节点文献

在数据挖掘中保护隐私信息的研究

Research on Privacy Preserving Data Mining

【作者】 杨维嘉

【导师】 黄上腾;

【作者基本信息】 上海交通大学 , 计算机应用技术, 2008, 博士

【摘要】 数据挖掘是当今社会最为重要的知识发现工具,它在为人们揭示出数据中的隐藏规律并创造出财富的同时,也对各类数据有着大量的需求。随着互联网的出现和发展,对所需数据的收集、交换和发布的过程正变得越来越便利。然而,这些丰富的数据资源中也同时包含着大量的个人隐私、商业情报和政府机密。更为令人担忧的是,在这些数据的实际使用过程中,特别是在挖掘过程中,大量的信息却能被不加限制的肆意利用,个人隐私和机密信息的泄露严重影响了人们的日常生活甚至社会的稳定。于是,数据挖掘过程中随手可得的海量信息也就使得人们对滥用隐私的忧虑在挖掘工具的运用上得到了集中的反映。面对在数据挖掘中保护隐私的迫切要求,传统的保护方法却难以胜任,因为它们在保护敏感信息的同时,也妨碍了数据中知识的获取。针对数据挖掘中的隐私保护和知识获取这一对棘手的矛盾,我们研究和提出了一系列变换原始数据的过程、协议和方法,阻止了挖掘过程的参与者对隐私信息直接或间接的获取,同时也使得挖掘算法能够从转换后的数据之中获得原始数据包含的信息和知识。
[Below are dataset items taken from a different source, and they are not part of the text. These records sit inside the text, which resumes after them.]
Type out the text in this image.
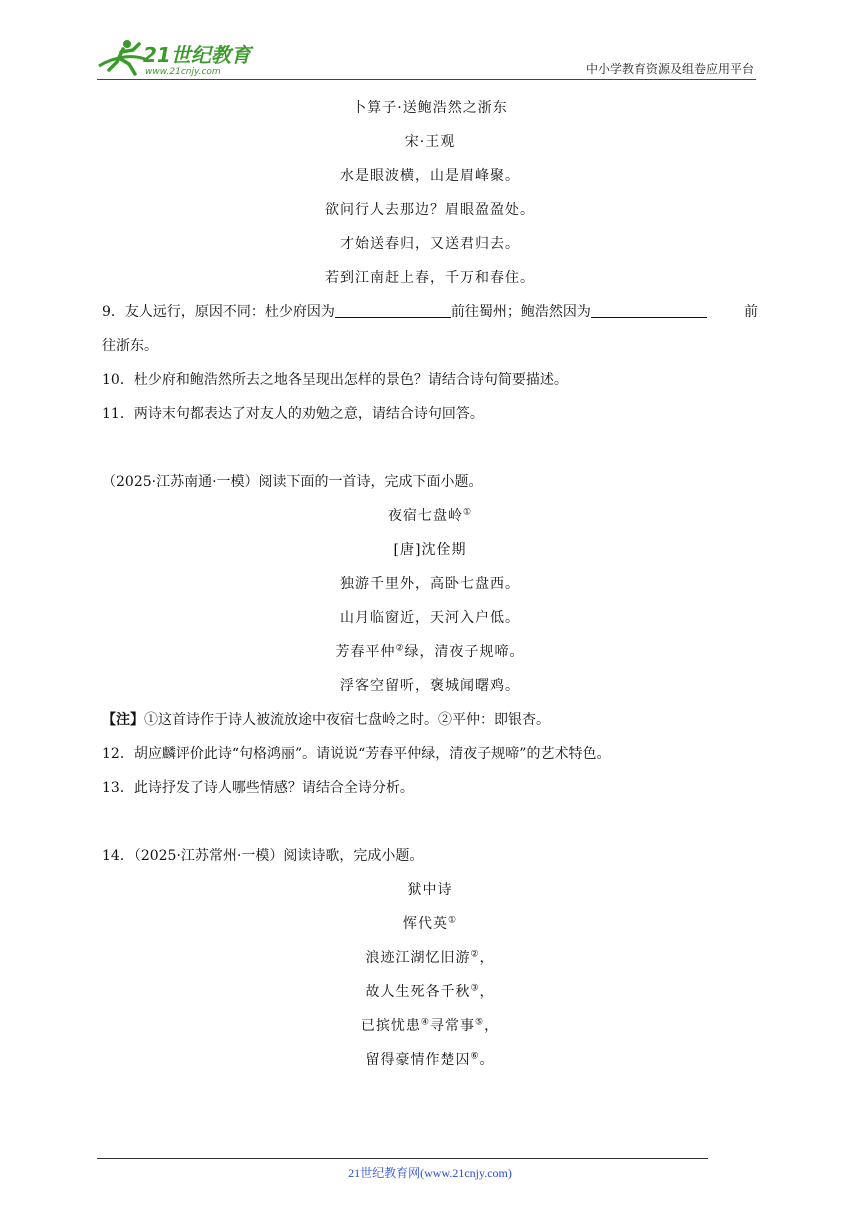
21世纪教育
www.21cnjy.com	中小学教育资源及组卷应用平台
卜算子·送鲍浩然之浙东
宋·王观
水是眼波横，山是眉峰聚。
欲问行人去那边？眉眼盈盈处。
才始送春归，又送君归去。
若到江南赶上春，千万和春住。
9．友人远行，原因不同：杜少府因为	前往蜀州；鲍浩然因为	前
往浙东。
10．杜少府和鲍浩然所去之地各呈现出怎样的景色？请结合诗句简要描述。
11．两诗末句都表达了对友人的劝勉之意，请结合诗句回答。
（2025·江苏南通·一模）阅读下面的一首诗，完成下面小题。
夜宿七盘岭①
[唐]沈佺期
独游千里外，高卧七盘西。
山月临窗近，天河入户低。
芳春平仲②绿，清夜子规啼。
浮客空留听，褒城闻曙鸡。
【注】①这首诗作于诗人被流放途中夜宿七盘岭之时。②平仲：即银杏。
12．胡应麟评价此诗“句格鸿丽”。请说说“芳春平仲绿，清夜子规啼”的艺术特色。
13．此诗抒发了诗人哪些情感？请结合全诗分析。
14．（2025·江苏常州·一模）阅读诗歌，完成小题。
狱中诗
恽代英①
浪迹江湖忆旧游②，
故人生死各千秋③，
已摈忧患④寻常事⑤，
留得豪情作楚囚⑥。
21世纪教育网(www.21cnjy.com)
大量仿真实验的测试结果,以及与现有方法的对比成绩也验证了我们方法的有效性。由此,我们不但消除了传统挖掘过程中存在的隐私泄露风险,也使得挖掘过程仍然可以取得准确的结果。我们将本文的创新点和主要工作概括如下:1.提出了隐私信息由数据关联构成的本质,并同时提出了两种保护隐私的策略。通过研究现有隐私保护模型中的不同数据对象,我们发现无论何种数据属性都不能准确的表示出数据集合中所包含的隐私信息。通过进一步的例证、理论分析和比较,我们提出了隐私信息的本质属性:数据间的关联,并由此提出了两类保护隐私的策略:分解隐私信息和转换隐私信息,将它们作为隐私保护研究的指导思想。同时,我们也详细介绍了隐私保护的原因、意义及其模型的应用范围和场景。2.提出了利用随机化技术来分解隐私信息的方法,并提出了平衡隐私保护和知识获取这对矛盾的可调节机制,同时也消除了先验知识对隐私的威胁。我们在发布数据集合的问题中,结合分解隐私信息的策略,提出了一种利用随机化技术来保护隐私的方法。该方法利用原始数据的分布信息,随机选取部分原始数值进行转换,与匿名化和多样化隐私保护模型相比,我们的方法不仅大幅提高了使用者对原始数据的不确定程度,而且还能够保持数据中的大部分有用知识。同时,针对用户掌握的先验知识可能会造成的隐私泄露,我们提供了一种平衡隐私保护和挖掘准确性的可调节方法。3.提出了转换隐私信息的数据变换协议和数据整合方法,在恶意合谋的情况下实现了隐私的保护,并提出了按需定制隐私保护程度的方法。我们结合转换隐私信息的策略,为每一位数据拥有者提出了转换其原始数据的方式和传输数据的协议,同时也为挖掘者提供了整合不同数据源的方法。我们的转换方法和协议都基于数据矩阵的变换,变换方式的正交性质在半诚实的计算环境中完美的避免了隐私保护和准确挖掘之间的矛盾;而在恶意合谋的情况下,我们的随机转换方式成功的将隐私泄露的风险控制在有限的范围内。另外,数据集合的不同属性在实际使用中通常拥有不同的重要程度,因此我们也实现了对隐私保护程度的定制方法,使得数据拥有者可以按照实际的需要,灵活的保护不同的属性。4.提出了能够适应大规模参与者的可扩展隐私保护方法,有效的实现了隐私保护、准确挖掘和可扩展性这三者之间的平衡,同时也进一步提出了适用于高维数据集合的保护方法。可扩展性问题一直是隐私保护研究所面临的挑战。我们量化分析了数据挖掘的参与者数量对隐私保护和准确挖掘所带来的不同影响。并提出了一个能够适应大规模数据提供者的原始数据转换方法,使得隐私保护方法的性能独立于参与者数量的变化。同时,我们也研究了干扰量的独立性对隐私保护的影响,并由此提出了一个能够灵活适应不同数据维度规模的隐私保护方法。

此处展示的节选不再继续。